Avant de débuter le cours de français, les 30 élèves de l’une des cogni classes de l’établissement, commencent la journée par 10 minutes d’exercice respiratoire. « Asseyez-vous, les deux pieds au sol, les yeux fermés. Faites trois grandes respirations pour oxygéner votre cerveau. Soyez attentifs aux bruits qui vous entourent. Si des pensées surgissent, bloquez-les » : Daphné Jacamon, plantée au milieu de sa classe se tait. Tous ferment les yeux, la plupart la tête entre les bras, contre leur table. Avant de commencer son cours sur Le Colonel Chabert, l’enseignante recourt à cette méthode de méditation pleine conscience afin de booster l’attention des élèves, leur permettre de gérer leurs émotions ou leur stress éventuel. « Cela me permet d’évacuer les pensées qui ne concernent pas l’école », explique Myriam. « Parfois c’est utile, et parfois cela nous endort », réagit de son côté Timeo. Pour Abdoul, « cet exercice calme aussi le professeur quand il est énervé, donc c’est bien ! ». Puis l’enseignante passe à l’exercice de « réactivation des essentiels » abordés lors de la séance précédente : « quels sont les différents sens du mot campagne? », « qui a écrit le colonel Chabert ? »… demande-t-elle oralement. Ces trois ou quatre fondamentaux du dernier cours ont été donnés aux élèves sur une fiche, sous la forme de questions/réponses. Ils seront interrogés sur ces éléments 3 à 6 fois dans l’année, afin de les ancrer durablement dans leur mémoire.

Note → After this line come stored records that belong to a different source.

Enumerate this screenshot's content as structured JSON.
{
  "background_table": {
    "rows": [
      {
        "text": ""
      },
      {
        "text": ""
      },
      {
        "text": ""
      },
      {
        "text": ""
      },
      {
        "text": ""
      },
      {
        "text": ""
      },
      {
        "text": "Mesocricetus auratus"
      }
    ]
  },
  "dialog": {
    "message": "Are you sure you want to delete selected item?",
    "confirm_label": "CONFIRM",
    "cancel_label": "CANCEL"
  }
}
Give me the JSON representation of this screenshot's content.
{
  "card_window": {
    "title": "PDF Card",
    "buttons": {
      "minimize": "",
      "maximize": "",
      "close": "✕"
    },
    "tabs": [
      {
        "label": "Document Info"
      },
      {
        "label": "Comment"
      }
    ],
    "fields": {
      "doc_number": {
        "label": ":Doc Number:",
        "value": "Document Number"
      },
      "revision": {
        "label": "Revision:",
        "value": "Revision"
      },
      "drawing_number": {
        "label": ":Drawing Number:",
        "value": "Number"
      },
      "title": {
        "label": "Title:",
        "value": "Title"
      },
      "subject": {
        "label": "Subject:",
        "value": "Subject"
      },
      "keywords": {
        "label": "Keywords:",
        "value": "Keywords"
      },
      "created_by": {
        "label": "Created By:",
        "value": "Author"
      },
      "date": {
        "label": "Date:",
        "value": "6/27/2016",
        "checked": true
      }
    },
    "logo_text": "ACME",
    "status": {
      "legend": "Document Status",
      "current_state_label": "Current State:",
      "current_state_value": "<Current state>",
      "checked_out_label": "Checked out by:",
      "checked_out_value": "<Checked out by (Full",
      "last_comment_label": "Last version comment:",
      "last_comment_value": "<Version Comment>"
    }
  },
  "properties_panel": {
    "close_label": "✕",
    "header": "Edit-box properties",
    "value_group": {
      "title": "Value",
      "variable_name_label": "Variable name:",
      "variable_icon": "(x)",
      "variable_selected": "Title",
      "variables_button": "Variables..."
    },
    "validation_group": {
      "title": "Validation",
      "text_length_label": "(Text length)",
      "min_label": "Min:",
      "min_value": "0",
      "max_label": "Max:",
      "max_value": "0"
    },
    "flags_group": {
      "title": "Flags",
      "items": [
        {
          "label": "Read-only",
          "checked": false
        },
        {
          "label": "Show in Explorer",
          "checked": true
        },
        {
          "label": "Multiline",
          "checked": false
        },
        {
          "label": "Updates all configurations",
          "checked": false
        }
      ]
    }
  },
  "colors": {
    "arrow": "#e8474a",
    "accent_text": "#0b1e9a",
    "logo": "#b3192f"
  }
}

Apprendre moins mais mieux
Outre cette « réactivation » régulière des acquis, la méthode appliquée ici consiste à concentrer le travail de mémorisation sur des essentiels (3 ou 4 fondamentaux par cours environ), « car les neurosciences nous enseignent que le cerveau est limité. Rien ne sert de le remplir d’informations qu’il ne retiendra pas », explique Frédéric Guilleray, critique sur l’aspect « encyclopédique » des programmes.
Les parents cherchent de plus en plus des modèles éducatifs alternatifs.
C’est dans cette même logique que le troisième semestre de la cogni classe a été aménagé en fonction du choix de la future Première. Un élève se dirigeant vers une « Première L » aura 2 h 30 de plus de français et d’histoire, à la place de certains cours de SVT. L’idée est de faire moins, mais mieux, en se concentrant sur les essentiels. Pilier de l’apprentissage, la mémorisation fait ici partie du travail de l’enseignant : il n’est pas seulement celui qui donne le cours mais aussi celui qui aide à sa mémorisation. Ainsi les fiches de questions/réponses élaborées par les professeurs guident les élèves dans leur travail : « Avant on nous disait simplement, “faites cela pour demain”. Maintenant on se sent davantage accompagnés », constate Lucas. Ces fiches servent également de support pour les trois heures de mémorisation hebdomadaires prévues dans l’emploi du temps. « Nous voulons ramener le travail de mémorisation à l’école. Il est aujourd’hui plutôt fait à la maison. Or certains apprennent mieux que d’autres », constate Frédéric Guilleray.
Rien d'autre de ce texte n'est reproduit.